If I keep giving you assignments, it means I like what you’re bringing to the table.
Don’t Push Your Luck
Want to know how I lose in blackjack every time? It starts with winning a couple of hands. I get overconfident, and pretty soon I’m betting more than I intended to when I start. Now $10 per hand isn’t exciting anymore; I’ll bump that up to $20, $50, $100. And it won’t be long, then, until I bust.
Here’s the lesson: Unless my offers are truly not worth your time, be careful. Like I said before, there really is a budget. On occasion, writer will keep pushing the chips in until their work is too rich for my blood.
And honestly, that's totally fine for both parties. Sometimes, client/freelancer relationships just naturally phase out because the freelancer is worth more than the client is willing to pay. That's actually a great thing for your career!
Work With Me
I may not be willing to boost your rate by an extra dollar per word, but I probably would be willing to let your story run an extra page or two. So if you need more money for your trouble, offer to go the extra mile and write a longer story or add a fascinating sidebar. Or maybe you can pitch to write a secondary story, just for the website, based on the original piece. Some writers have even had luck agreeing to the base rate this time with the understanding that I can afford to pay more next issue.
Where there is a will, there is a way. If your work is good, I will try to keep you happy.
Set a High Standard
If you’re following my previous advice to find a select few publications and write for them a lot, then you should also be narrowing that list to the outlets that can pay you more. Your work will be better because it is more focused, which will allow you to demand more money. That will allow you to create more leverage with your existing contacts and a higher starting position with anyone new who approaches you with an assignment.
In general, my advice is to have a plan about how you’ll start to make more per word, and execute that plan.
If your work is good, I will try to keep you happy.
It should go without saying, because this isn’t my money, but I wish I could pay everyone more.
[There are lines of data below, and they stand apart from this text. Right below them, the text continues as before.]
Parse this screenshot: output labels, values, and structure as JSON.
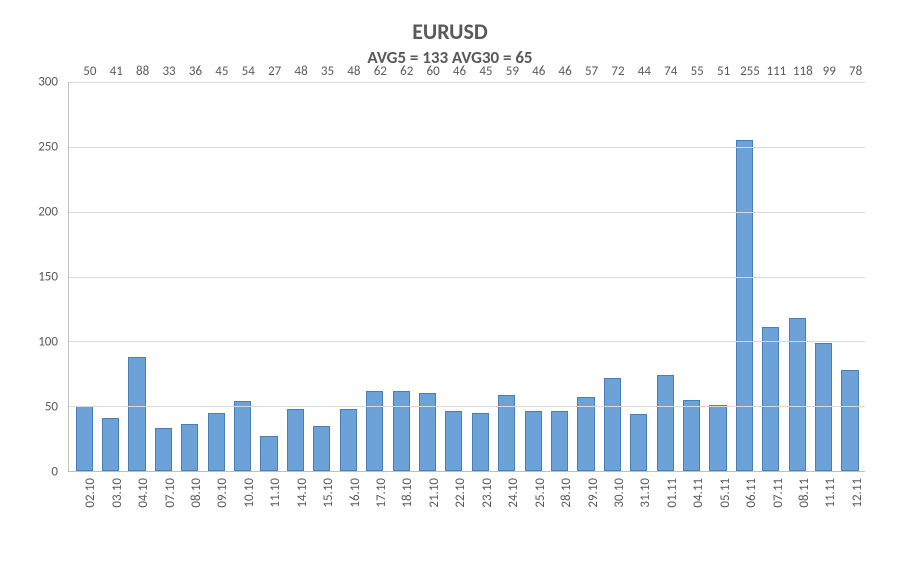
{
  "chart": {
    "type": "bar",
    "title": "EURUSD",
    "subtitle": "AVG5 = 133 AVG30 = 65",
    "title_fontsize": 22,
    "subtitle_fontsize": 17,
    "text_color": "#595959",
    "background_color": "#ffffff",
    "grid_color": "#d9d9d9",
    "axis_color": "#bfbfbf",
    "bar_fill": "#6da2d8",
    "bar_border": "#4a7fb5",
    "bar_width": 0.65,
    "ylim": [
      0,
      300
    ],
    "ytick_step": 50,
    "yticks": [
      0,
      50,
      100,
      150,
      200,
      250,
      300
    ],
    "label_fontsize": 13,
    "categories": [
      "02.10",
      "03.10",
      "04.10",
      "07.10",
      "08.10",
      "09.10",
      "10.10",
      "11.10",
      "14.10",
      "15.10",
      "16.10",
      "17.10",
      "18.10",
      "21.10",
      "22.10",
      "23.10",
      "24.10",
      "25.10",
      "28.10",
      "29.10",
      "30.10",
      "31.10",
      "01.11",
      "04.11",
      "05.11",
      "06.11",
      "07.11",
      "08.11",
      "11.11",
      "12.11"
    ],
    "values": [
      50,
      41,
      88,
      33,
      36,
      45,
      54,
      27,
      48,
      35,
      48,
      62,
      62,
      60,
      46,
      45,
      59,
      46,
      46,
      57,
      72,
      44,
      74,
      55,
      51,
      255,
      111,
      118,
      99,
      78
    ]
  }
}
That’s been the case when the budget was smaller than it is now and when it was larger than it is now. But the budget is the budget. It’s business.
If I reach the limit in any given issue, I’ll fill the remaining pages of the magazine with a book excerpt, or some other free content. If it keeps happening, I’ll find some new, more affordable writers.
On the flip side, there’s nothing wrong with asking for more money. You may outgrow a publication if your time becomes worth more than they can pay. That’s their problem.
You’re a professional freelancer, and you’ve got to do what’s in your best interests. It’s business.
You may outgrow a publication if your time becomes worth more than they can pay.